Relief made Olivia brusque. "Very sensible. Now come quickly. The guide will not wait." She led the way out of the ruined chapel and to an old, unused road. "This is the most direct way to the inn, but watch how you go, for some of the road is worn away now."


He fell into step beside her, walking at a good pace but not rushed. They went with only the sounds of the night around them under the hard glint of the stars and the ghostly wash of moonlight. They were more than halfway to the inn when Rainaut spoke. "I wish you would not do that."


Olivia was so startled that she had to keep herself from stumbling. "Not do what?" she asked when she was back in stride with him.


"Call yourself a vampire."


"But I am." She wondered what had triggered that request.


"No, you're not. Not in the way we're told vampires are. You do not tear out throats and devour unbaptized children. You do not wear bloody cerements—"


"I should hope not," she interjected.


"—and smell of the charnel house. You do not turn into dust or smoke at the touch of the Cross or the Host." He was indignant.


"Yes?" she prompted.


"But that's what vampires are supposed to do," he said with a trace of exasperation. "My nurse and my confessor told me stories—"


"They were wrong. I explained that to you, remember?"


She had taken care to tell Rainaut about what she was and the risks her love posed before he was in any danger from her. "And I am burned by sunlight—you've seen it. Water is torture for me, running water the worst; I am immobilized by it. I do need my native earth. The blood you know about for yourself."
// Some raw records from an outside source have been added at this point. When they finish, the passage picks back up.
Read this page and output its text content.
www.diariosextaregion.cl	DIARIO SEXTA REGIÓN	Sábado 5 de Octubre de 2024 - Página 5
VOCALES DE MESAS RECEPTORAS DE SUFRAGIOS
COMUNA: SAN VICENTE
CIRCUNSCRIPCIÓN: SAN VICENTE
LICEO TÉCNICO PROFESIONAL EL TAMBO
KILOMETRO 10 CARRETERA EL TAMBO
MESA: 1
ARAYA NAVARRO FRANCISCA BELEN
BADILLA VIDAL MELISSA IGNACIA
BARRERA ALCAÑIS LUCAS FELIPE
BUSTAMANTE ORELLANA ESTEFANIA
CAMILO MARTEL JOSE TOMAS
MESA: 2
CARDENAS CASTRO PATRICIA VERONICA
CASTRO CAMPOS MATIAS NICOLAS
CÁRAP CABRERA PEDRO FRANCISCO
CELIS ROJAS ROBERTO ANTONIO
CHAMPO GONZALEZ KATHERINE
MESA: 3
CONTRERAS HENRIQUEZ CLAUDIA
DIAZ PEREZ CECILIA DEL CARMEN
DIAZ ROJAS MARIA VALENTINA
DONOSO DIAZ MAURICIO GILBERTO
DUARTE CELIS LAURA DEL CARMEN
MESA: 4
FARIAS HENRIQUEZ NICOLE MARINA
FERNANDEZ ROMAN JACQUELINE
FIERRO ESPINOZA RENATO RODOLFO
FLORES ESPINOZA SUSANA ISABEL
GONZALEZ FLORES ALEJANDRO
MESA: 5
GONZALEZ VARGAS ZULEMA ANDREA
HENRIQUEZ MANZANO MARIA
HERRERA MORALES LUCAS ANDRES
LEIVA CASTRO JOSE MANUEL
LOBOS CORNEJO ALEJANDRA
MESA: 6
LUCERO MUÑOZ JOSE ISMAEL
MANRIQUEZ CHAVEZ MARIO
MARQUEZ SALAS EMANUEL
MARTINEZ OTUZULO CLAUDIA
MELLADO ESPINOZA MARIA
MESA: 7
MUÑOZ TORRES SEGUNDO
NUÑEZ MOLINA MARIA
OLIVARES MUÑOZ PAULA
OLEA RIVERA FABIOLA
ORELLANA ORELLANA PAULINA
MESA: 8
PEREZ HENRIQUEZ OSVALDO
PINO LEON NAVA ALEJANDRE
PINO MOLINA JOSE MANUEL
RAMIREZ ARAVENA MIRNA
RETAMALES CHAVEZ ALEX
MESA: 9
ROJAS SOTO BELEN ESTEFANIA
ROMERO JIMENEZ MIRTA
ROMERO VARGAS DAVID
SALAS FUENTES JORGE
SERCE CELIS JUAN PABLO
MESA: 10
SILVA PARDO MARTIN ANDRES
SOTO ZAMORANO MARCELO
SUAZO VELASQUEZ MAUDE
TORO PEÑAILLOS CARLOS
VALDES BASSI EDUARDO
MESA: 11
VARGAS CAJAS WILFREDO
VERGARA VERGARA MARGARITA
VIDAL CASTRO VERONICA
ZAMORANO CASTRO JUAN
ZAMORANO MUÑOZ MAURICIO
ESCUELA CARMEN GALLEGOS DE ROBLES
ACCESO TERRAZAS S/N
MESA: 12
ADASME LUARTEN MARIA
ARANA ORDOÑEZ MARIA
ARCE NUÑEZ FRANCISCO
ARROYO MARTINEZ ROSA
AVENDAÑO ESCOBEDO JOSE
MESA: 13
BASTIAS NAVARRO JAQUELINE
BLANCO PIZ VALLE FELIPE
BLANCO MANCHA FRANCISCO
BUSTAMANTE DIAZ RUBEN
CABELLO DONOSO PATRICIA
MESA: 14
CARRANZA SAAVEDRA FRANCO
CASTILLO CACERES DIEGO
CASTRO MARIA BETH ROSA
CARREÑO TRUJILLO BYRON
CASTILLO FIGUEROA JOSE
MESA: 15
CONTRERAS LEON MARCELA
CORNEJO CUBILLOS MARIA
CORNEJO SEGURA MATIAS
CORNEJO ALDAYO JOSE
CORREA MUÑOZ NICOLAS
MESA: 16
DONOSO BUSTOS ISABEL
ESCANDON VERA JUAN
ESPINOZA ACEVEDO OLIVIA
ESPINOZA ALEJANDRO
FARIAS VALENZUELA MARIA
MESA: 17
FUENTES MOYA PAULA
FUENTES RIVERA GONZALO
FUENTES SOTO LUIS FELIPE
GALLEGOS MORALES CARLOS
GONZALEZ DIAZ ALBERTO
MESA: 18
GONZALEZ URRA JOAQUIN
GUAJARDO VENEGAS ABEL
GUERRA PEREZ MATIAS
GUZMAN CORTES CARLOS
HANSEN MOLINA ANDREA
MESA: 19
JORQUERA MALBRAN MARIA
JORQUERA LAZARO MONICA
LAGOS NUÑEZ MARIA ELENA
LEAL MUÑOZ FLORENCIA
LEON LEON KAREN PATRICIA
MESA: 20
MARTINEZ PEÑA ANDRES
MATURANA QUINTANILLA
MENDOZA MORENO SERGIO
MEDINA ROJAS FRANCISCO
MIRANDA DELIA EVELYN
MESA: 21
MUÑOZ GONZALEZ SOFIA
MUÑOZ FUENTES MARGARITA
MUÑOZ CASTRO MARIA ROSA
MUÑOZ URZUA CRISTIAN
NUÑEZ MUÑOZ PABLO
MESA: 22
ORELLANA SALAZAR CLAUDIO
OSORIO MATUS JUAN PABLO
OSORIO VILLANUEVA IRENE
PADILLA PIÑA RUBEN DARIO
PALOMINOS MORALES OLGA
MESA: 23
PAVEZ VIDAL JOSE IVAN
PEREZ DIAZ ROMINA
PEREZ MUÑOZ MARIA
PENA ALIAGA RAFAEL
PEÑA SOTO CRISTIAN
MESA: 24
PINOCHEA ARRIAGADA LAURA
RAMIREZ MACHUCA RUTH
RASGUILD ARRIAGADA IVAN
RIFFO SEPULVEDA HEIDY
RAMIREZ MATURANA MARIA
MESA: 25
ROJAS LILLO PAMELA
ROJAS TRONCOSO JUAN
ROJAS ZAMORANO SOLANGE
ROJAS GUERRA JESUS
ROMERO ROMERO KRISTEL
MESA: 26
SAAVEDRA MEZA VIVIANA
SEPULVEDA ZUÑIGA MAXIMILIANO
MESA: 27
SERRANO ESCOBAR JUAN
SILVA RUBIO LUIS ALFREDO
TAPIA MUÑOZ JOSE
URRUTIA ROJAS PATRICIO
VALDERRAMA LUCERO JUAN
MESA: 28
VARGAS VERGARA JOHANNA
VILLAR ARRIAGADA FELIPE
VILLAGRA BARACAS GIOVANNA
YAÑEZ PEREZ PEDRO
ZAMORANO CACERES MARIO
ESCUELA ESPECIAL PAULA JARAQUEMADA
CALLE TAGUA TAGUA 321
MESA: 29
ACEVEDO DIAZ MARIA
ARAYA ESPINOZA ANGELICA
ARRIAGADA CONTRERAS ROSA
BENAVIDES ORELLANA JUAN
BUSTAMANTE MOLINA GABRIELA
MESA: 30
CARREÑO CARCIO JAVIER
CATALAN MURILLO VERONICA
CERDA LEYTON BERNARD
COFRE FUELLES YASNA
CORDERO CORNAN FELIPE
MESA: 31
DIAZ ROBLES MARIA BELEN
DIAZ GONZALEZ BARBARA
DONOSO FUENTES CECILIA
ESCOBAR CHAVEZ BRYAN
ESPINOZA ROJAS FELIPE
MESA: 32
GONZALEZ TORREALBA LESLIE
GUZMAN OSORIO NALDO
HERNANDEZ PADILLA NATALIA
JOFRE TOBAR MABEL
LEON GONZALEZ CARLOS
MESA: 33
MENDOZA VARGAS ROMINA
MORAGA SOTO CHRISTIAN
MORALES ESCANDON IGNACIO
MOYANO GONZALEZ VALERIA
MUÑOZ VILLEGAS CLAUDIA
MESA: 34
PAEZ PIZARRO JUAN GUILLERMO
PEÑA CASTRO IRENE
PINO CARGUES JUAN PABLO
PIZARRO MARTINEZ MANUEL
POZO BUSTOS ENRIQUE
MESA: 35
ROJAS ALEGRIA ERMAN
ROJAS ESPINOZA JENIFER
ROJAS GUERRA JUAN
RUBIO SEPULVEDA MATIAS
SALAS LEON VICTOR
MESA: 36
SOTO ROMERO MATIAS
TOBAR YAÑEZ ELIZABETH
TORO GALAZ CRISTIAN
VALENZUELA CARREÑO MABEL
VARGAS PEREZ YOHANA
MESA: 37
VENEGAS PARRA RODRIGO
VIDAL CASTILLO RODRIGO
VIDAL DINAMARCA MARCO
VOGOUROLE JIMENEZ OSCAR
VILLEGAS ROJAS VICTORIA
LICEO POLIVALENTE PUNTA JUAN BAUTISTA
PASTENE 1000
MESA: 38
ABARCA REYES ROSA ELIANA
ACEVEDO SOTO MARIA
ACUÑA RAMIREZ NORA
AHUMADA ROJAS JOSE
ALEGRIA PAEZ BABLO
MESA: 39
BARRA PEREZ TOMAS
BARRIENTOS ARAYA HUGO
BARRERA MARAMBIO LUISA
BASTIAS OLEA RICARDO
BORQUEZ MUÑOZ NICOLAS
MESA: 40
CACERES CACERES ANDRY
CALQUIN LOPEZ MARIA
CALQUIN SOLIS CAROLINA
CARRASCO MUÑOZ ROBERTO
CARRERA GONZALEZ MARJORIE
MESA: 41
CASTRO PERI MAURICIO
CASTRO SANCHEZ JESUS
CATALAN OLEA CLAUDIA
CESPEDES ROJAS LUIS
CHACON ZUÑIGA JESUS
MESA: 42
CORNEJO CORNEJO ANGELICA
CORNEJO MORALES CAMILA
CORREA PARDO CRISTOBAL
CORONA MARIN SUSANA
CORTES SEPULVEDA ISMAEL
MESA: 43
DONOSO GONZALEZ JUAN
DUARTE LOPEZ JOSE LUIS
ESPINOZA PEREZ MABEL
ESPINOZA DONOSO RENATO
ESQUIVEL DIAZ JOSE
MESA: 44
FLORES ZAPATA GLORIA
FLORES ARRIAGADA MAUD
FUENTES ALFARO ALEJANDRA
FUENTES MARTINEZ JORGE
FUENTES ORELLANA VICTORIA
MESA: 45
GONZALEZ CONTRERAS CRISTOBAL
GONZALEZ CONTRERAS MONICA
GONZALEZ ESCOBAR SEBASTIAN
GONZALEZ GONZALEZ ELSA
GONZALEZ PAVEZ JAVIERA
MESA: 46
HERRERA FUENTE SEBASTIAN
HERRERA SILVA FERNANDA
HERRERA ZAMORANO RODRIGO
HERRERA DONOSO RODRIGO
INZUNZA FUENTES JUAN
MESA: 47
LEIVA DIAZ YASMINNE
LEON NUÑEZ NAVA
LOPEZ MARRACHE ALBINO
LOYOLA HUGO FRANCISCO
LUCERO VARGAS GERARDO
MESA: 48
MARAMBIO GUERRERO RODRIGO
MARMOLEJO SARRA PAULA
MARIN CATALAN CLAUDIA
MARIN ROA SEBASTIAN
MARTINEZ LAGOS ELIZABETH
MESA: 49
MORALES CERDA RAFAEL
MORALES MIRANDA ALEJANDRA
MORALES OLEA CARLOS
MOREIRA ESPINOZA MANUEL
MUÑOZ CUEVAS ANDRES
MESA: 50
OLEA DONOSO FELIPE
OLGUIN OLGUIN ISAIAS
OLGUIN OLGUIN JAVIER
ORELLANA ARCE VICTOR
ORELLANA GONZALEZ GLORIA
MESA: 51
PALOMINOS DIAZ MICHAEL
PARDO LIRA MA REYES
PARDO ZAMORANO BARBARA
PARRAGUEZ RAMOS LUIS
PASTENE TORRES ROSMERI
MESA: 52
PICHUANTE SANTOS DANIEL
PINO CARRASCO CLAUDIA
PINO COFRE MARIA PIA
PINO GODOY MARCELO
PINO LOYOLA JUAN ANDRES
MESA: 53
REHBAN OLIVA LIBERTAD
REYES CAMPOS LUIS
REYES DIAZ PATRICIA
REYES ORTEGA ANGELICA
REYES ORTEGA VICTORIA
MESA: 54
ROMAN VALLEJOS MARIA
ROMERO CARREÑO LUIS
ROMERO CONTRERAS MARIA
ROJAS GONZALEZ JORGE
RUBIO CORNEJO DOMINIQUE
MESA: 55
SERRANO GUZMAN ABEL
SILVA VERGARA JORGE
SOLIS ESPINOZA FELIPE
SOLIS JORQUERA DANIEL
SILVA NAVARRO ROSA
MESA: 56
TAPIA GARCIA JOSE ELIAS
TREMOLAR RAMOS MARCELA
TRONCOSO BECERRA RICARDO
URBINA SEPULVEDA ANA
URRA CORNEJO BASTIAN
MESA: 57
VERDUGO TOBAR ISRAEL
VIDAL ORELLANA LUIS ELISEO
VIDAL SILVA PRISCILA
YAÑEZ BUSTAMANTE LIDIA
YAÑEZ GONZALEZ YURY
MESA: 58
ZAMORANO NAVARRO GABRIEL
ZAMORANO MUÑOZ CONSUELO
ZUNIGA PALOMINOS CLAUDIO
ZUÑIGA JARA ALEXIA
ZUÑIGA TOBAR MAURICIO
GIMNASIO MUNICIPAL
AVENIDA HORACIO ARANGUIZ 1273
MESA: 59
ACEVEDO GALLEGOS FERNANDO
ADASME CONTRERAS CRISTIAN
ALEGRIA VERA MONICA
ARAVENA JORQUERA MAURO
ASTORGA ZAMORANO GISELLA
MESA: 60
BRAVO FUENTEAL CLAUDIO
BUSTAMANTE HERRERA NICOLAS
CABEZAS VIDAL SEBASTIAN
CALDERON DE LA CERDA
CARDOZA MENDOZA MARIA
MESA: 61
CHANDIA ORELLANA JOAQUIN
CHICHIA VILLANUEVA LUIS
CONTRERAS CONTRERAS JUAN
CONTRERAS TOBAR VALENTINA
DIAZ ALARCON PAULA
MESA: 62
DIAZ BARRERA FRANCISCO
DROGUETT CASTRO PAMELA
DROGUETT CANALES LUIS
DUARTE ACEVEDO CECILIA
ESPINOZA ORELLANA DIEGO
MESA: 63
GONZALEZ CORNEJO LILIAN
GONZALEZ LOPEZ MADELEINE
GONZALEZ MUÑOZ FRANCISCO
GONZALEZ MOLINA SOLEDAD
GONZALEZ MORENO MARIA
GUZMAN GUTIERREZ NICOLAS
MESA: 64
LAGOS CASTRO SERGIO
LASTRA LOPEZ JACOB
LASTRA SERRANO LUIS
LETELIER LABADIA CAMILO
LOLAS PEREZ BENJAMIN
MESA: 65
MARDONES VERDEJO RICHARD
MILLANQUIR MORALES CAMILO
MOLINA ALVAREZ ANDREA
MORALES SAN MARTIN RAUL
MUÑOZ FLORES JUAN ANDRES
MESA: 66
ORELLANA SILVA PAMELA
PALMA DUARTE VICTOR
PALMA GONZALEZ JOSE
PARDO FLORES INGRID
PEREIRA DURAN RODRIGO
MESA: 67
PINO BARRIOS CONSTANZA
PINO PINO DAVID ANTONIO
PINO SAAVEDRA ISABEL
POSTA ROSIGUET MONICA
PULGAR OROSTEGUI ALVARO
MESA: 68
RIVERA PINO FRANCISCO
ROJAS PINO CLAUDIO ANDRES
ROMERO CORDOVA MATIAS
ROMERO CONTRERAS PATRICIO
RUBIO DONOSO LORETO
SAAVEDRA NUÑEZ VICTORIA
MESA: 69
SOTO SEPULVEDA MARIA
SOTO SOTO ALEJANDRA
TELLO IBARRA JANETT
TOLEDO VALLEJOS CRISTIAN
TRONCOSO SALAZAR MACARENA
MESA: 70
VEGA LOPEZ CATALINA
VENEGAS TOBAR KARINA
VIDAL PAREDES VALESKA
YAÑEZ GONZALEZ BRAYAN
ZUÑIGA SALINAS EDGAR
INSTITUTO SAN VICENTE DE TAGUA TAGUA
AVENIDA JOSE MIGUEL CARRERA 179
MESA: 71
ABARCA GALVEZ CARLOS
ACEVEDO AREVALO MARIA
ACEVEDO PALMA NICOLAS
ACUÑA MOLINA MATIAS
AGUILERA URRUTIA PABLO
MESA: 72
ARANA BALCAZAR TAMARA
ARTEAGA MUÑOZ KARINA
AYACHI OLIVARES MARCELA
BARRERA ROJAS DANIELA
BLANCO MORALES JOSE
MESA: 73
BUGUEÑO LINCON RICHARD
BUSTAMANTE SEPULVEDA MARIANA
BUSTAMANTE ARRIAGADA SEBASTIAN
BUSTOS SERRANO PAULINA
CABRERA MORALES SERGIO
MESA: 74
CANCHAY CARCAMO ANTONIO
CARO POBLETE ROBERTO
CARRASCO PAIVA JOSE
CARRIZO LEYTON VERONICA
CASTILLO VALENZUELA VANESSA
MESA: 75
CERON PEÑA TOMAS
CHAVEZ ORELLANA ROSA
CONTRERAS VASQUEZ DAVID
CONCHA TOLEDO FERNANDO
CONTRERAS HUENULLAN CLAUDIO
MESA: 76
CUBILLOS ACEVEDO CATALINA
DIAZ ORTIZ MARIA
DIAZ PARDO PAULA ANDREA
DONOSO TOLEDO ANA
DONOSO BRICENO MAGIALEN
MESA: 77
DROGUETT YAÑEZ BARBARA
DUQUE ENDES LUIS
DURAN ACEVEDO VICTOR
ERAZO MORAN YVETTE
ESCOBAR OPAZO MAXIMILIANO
There was a silence before he responded. "Yes. Nothing was ever like it." He slowed for a few steps. "Olivia, you said that if we loved too often, too deeply, that I would become as you are when I die."
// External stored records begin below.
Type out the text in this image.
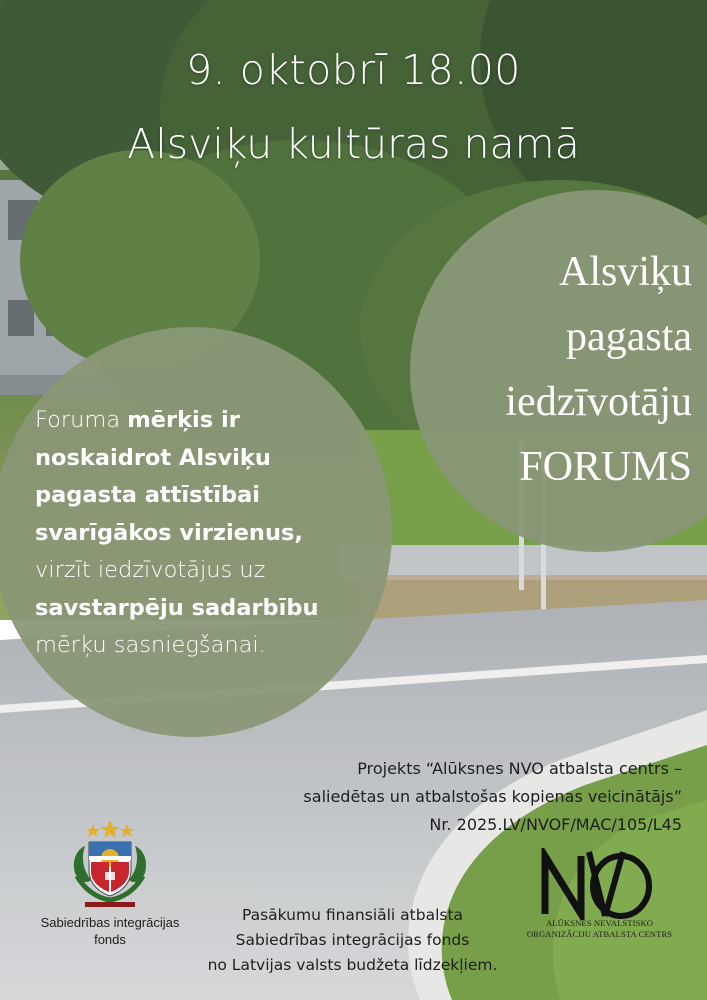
9. oktobrī 18.00
Alsviķu kultūras namā
Alsviķu
pagasta
iedzīvotāju
FORUMS
Foruma mērķis ir
noskaidrot Alsviķu
pagasta attīstībai
svarīgākos virzienus,
virzīt iedzīvotājus uz
savstarpēju sadarbību
mērķu sasniegšanai.
Projekts “Alūksnes NVO atbalsta centrs –
saliedētas un atbalstošas kopienas veicinātājs”
Nr. 2025.LV/NVOF/MAC/105/L45
Sabiedrības integrācijas
fonds
Pasākumu finansiāli atbalsta
Sabiedrības integrācijas fonds
no Latvijas valsts budžeta līdzekļiem.
ALŪKSNES NEVALSTISKO
ORGANIZĀCIJU ATBALSTA CENTRS
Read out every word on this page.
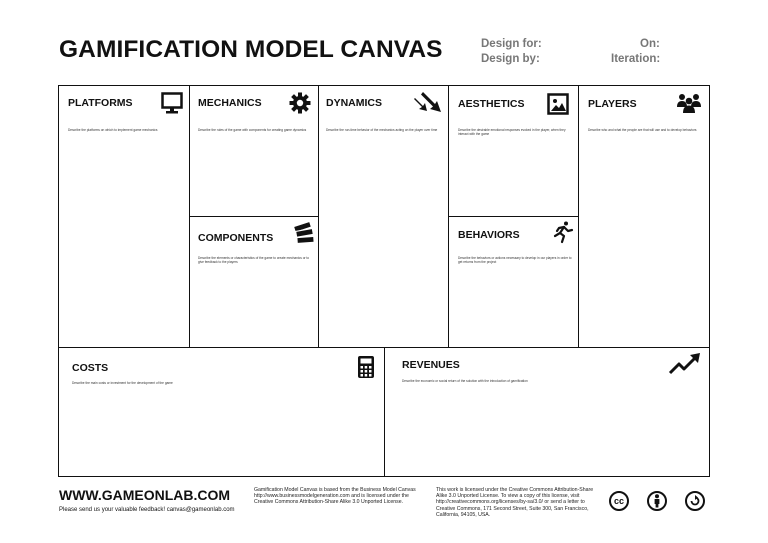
GAMIFICATION MODEL CANVAS	Design for:
Design by:
On:
Iteration:
PLATFORMS
Describe the platforms on which to implement game mechanics
MECHANICS
Describe the rules of the game with components for creating game dynamics
DYNAMICS
Describe the run-time behavior of the mechanics acting on the player over time
AESTHETICS
Describe the desirable emotional responses evoked in the player, when they interact with the game
PLAYERS
Describe who and what the people are that will use and to develop behaviors
COMPONENTS
Describe the elements or characteristics of the game to create mechanics or to give feedback to the players
BEHAVIORS
Describe the behaviors or actions necessary to develop in our players in order to get returns from the project
COSTS
Describe the main costs or investment for the development of the game
REVENUES
Describe the economic or social return of the solution with the introduction of gamification
WWW.GAMEONLAB.COM
Please send us your valuable feedback! canvas@gameonlab.com
Gamification Model Canvas is based from the Business Model Canvas http://www.businessmodelgeneration.com and is licensed under the Creative Commons Attribution-Share Alike 3.0 Unported License.
This work is licensed under the Creative Commons Attribution-Share Alike 3.0 Unported License. To view a copy of this license, visit http://creativecommons.org/licenses/by-sa/3.0/ or send a letter to Creative Commons, 171 Second Street, Suite 300, San Francisco, California, 94105, USA.
cc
"It was not often enough," she told him in a carefully neutral tone.


"Oh." He increased his pace once more. "If we had, if I had died and not died, would I still be a leper?"


This time she did not correct him. "We are as we are when we die. I'm sorry."
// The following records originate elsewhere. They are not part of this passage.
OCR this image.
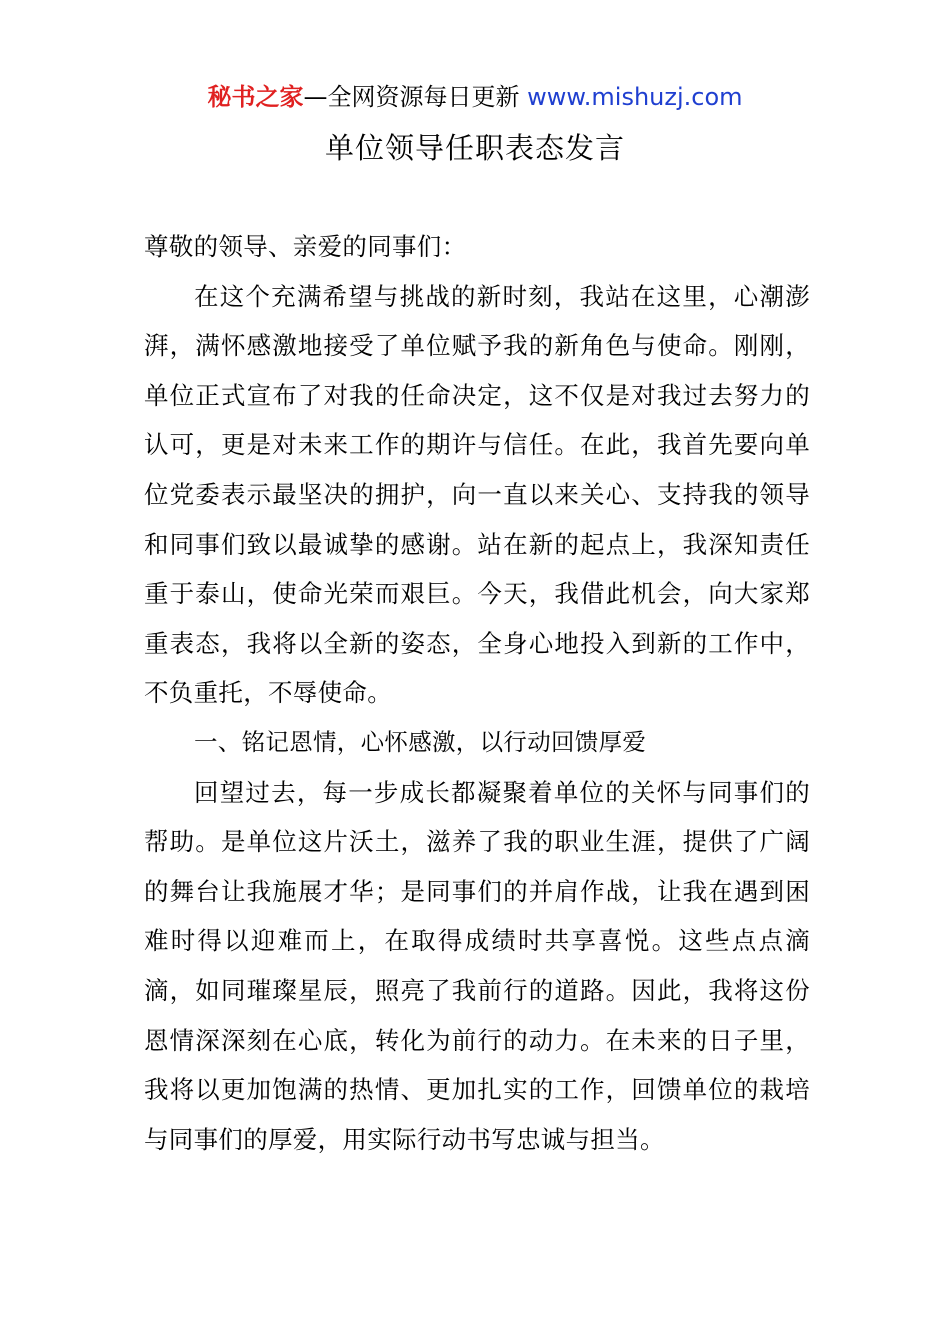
秘书之家—全网资源每日更新 www.mishuzj.com
单位领导任职表态发言

尊敬的领导、亲爱的同事们：

在这个充满希望与挑战的新时刻，我站在这里，心潮澎湃，满怀感激地接受了单位赋予我的新角色与使命。刚刚，单位正式宣布了对我的任命决定，这不仅是对我过去努力的认可，更是对未来工作的期许与信任。在此，我首先要向单位党委表示最坚决的拥护，向一直以来关心、支持我的领导和同事们致以最诚挚的感谢。站在新的起点上，我深知责任重于泰山，使命光荣而艰巨。今天，我借此机会，向大家郑重表态，我将以全新的姿态，全身心地投入到新的工作中，不负重托，不辱使命。

一、铭记恩情，心怀感激，以行动回馈厚爱

回望过去，每一步成长都凝聚着单位的关怀与同事们的帮助。是单位这片沃土，滋养了我的职业生涯，提供了广阔的舞台让我施展才华；是同事们的并肩作战，让我在遇到困难时得以迎难而上，在取得成绩时共享喜悦。这些点点滴滴，如同璀璨星辰，照亮了我前行的道路。因此，我将这份恩情深深刻在心底，转化为前行的动力。在未来的日子里，我将以更加饱满的热情、更加扎实的工作，回馈单位的栽培与同事们的厚爱，用实际行动书写忠诚与担当。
"Um," he said. "Then perhaps it's just as well."


This remark stung, and it was a short while before Olivia trusted herself to answer in the same musing tone, "Why? Since you are counted among the dead already?"


But in the few heartbeats before she spoke, Rainaut had once again retreated into melancholy. "I would be damned twice."


* * *


Text of a letter from the Deputy Master of the Poor Knights of the Temple, Jerusalem, in Acre to the Chatelaine Fealatie Bueveld.


To the worthy chatelaine of Gui de Fraizmarch, I have seen your request for armed escort to Jerusalem for purposes of penance, along with the letters from your husband and from the Comes de Reissac, which makes it more difficult than it might be to have to refuse you.


The current progress against the Islamite Saladin has reached a critical point, and we are warning all pilgrims, even those who are religious and going on foot, to wait until the city is once again in Christian hands. As matters stand, we cannot assume anyone safe, either within the walls of the city or on any route approaching it. Sadly, there is as much danger from Christian chivalry as from Islamite, for there are sallies and skirmishes which cannot be anticipated.